This time of year is all about families getting together and celebrating what’s important. However, there’s another element to a gathering of so many adult relatives for the holidays.
It’s called “revertigo,” when people slip into old patterns from earlier in their lives.
You may already know the drill — your grown-up children revert to bickering over the roast turkey, or maybe the youngest is still deemed the “favorite,” so all hell breaks loose. Perhaps you and your siblings even go at it like old times!
For those few days together, it’s as if everyone forgets they’re all well-functioning, responsible members of society, and instead they’re back in the sandpit.
But don’t feel like it’s just your family — many people feel their family relationships are negatively affected during this time of the year, despite all the “joy to the world.” So why can this happen?
No matter how much time has passed, returning to the family home can be emotional. Unsurprisingly, people fall back into the “games, dances, and dynamics” of old relationships, says psychologist Clare Mann.
Memories are dragged up, the same stories and in-jokes are rehashed ad nauseam, and long-standing disagreements resurface, adding to it being such a high-pressure time of the year.
“It’s almost like suddenly everyone’s on autopilot,” Mann explains. “Our defenses come down, especially if we’ve had a drink, too, and we slot back into that old way of being.”
Neuroscience may also have something to do with old habits and behaviors cropping up. It turns out that even when people have the very best of intentions, sometimes patterns are hardwired into our brains.
Research even shows emotions can be elicited from different environments, so something as familiar as a childhood home can be a powerful trigger for some people.
And, like many of our family histories, that can mean the good, the bad, and often the downright complicated!
Smell is another evocative prompt for rebooting memories, according to the journal Cognition and Emotion. Once you throw in sleeping in a childhood room or backyard cricket, it can be a fast track to a psychological minefield.
“People slide back into those roles and then buttons get pressed,” Mann says.
“This is because our unconscious intentions and behaviors can be more influential than our conscious desires. Our brains are so used to being a certain way with our families that it just slips and slots us back into that old routine.” Even if that’s not what you really want.
A Bright Outlook
Every festive season is filled with so many expectations for things to be perfect. Guess what? That’s not going to happen! Perspective is key.

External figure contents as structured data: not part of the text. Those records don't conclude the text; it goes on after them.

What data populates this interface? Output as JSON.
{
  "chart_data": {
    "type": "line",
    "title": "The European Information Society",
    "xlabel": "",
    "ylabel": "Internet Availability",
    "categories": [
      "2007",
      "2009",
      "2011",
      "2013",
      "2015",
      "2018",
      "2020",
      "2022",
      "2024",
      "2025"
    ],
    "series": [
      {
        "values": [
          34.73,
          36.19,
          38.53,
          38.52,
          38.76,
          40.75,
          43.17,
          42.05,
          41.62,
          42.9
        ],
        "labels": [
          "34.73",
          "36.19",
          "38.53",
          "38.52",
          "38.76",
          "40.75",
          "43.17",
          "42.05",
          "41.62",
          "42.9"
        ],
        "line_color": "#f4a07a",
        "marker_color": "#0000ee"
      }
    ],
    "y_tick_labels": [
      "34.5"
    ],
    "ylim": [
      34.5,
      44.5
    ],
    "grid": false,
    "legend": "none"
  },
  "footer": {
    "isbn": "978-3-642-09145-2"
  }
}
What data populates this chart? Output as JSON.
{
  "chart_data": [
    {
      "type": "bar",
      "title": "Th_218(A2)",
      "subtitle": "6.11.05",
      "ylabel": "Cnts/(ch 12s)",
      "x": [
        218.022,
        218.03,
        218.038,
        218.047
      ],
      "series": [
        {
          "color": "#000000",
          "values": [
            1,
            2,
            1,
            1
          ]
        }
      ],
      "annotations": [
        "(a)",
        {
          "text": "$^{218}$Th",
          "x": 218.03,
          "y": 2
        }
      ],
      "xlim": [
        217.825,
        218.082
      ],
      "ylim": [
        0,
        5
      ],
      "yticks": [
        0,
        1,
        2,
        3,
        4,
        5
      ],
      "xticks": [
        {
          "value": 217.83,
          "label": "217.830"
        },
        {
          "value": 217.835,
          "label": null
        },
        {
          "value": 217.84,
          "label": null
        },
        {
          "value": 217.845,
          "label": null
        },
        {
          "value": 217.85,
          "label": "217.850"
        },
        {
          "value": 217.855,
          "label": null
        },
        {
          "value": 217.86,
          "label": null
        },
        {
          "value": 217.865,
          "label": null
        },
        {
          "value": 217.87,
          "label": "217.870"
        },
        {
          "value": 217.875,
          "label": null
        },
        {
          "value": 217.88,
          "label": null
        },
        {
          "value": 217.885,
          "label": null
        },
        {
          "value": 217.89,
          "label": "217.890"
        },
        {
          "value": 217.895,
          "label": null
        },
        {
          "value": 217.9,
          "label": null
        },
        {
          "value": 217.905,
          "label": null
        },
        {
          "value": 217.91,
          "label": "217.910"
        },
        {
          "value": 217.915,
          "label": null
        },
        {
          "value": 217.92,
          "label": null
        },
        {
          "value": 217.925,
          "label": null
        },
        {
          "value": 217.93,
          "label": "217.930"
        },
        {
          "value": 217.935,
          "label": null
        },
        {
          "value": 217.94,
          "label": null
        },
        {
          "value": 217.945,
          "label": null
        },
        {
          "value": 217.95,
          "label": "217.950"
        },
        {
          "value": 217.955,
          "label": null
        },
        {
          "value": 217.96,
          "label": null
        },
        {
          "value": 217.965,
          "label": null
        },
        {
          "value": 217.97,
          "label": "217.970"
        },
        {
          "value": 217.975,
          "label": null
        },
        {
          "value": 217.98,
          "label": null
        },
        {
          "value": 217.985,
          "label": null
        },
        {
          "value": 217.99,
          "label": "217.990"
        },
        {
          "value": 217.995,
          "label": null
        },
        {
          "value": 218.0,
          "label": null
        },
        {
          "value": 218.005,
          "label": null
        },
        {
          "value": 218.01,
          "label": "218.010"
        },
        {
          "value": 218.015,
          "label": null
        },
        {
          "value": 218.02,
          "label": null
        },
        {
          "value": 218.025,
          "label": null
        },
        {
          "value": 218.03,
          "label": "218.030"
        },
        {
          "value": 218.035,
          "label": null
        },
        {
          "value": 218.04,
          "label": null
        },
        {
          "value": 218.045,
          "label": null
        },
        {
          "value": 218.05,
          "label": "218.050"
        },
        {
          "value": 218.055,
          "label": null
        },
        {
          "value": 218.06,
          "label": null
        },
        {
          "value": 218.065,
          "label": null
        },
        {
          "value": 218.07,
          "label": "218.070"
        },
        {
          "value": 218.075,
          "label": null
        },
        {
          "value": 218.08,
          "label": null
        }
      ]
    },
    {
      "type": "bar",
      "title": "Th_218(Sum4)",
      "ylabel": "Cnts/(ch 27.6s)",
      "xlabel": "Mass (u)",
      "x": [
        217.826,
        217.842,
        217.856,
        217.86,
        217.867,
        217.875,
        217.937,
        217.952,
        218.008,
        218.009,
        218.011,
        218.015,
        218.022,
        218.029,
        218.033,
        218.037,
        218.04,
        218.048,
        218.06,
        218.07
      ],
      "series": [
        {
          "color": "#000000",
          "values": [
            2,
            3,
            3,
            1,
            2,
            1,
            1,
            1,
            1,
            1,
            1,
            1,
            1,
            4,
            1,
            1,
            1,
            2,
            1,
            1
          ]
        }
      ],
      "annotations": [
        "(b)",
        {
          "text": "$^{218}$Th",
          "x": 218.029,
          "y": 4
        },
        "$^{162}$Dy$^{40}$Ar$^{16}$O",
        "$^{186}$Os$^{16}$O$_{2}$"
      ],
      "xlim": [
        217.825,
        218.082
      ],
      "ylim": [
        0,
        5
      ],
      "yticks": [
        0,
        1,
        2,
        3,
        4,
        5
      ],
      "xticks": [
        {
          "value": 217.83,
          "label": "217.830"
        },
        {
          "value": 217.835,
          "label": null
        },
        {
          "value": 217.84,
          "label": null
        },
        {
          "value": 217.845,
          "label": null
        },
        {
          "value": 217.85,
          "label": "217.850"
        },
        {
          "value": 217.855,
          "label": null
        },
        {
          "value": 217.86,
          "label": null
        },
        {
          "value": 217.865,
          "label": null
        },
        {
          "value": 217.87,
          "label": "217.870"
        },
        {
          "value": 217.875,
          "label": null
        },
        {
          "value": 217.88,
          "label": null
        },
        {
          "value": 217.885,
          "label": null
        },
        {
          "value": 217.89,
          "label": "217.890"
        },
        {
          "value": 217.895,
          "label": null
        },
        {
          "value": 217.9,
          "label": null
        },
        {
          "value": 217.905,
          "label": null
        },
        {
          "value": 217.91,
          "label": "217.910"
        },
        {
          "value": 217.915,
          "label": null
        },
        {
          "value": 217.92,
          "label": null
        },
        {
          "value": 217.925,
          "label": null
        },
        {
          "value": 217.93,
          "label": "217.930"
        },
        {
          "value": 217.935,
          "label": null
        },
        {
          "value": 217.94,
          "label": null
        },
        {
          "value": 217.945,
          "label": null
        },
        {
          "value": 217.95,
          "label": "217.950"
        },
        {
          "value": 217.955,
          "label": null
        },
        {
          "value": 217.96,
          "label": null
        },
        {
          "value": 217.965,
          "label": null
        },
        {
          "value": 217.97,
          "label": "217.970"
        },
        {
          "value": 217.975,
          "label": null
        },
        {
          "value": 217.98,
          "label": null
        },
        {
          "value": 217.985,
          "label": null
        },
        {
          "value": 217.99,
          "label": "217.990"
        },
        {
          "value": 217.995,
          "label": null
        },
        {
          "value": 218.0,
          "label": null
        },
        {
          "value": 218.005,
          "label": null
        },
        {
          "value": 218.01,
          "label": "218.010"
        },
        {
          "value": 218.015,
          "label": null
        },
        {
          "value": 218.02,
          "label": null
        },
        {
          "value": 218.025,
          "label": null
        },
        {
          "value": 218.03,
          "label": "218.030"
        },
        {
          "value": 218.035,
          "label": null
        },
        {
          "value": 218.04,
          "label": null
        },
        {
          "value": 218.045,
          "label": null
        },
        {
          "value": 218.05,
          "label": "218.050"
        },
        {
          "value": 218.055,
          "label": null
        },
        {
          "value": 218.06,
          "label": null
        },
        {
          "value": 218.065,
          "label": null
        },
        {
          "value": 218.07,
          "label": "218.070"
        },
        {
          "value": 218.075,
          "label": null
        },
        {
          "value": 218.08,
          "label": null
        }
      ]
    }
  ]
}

“This year, ask yourself what you’d like to get out of [the holidays] with your family in an ideal world,” Mann says. “Then, after looking at your family’s history and reality, ask yourself what you’re likely to get. That way, you’re not setting yourself up for disappointment.”
It’s also worth rethinking how you approach others. If you’re expecting someone to act in a negative way — and treat them as such — they’ll probably play up to that.
“We can’t change the world, but if we change ourselves then we change our world, ” she adds.
Change starts with you. So if you fall into patterns that no longer make you happy, remind yourself that it’s alright to let go of the past and not play that role anymore.
Perhaps your family may create some wonderful new habits and rituals as adults that last a lifetime. Here are five tips that will help you out.
When you’re exhausted your defenses are down, so time-outs are important. “Just say to everyone, ‘I’m going to have a little lie-down for a little bit’,” Mann suggests.
Once you have some privacy, take some deep breaths and try not to go over any arguments in your head. Instead, try to put things in perspective and be the best you can be when you rejoin the group.
Admit your part.
Self-awareness is essential. “Ask yourself, What is my part in all of this?” Mann says.
“What is the tone of my voice? And what about my raised eyebrows? Once you change your behavior, then it will change your dynamic with others as they can no longer tap into your old reactions.”
Listen and ask questions.
It sounds obvious, but it’s not always easy — especially if something is said that makes you feel defensive. Luckily, it’s possible to get everyone on the same page.
“Maintain an open mind and ask more questions to clarify what they are really saying,” Mann says.
“Questions like, ‘What do you mean by that?’ and, ‘Can you give me a specific example?’ can be very helpful.”
She says, “When we haven’t seen people all year, then we sit in the same room for hours on end with alcohol and heavy food, is it any wonder that problems start?”
To reduce the risk, suggest an activity such as playing board games, going for a walk, watching a movie — or even enjoying a nap!
Try to diffuse conflicts arising from the tendency to regress to old behaviors at adult gatherings.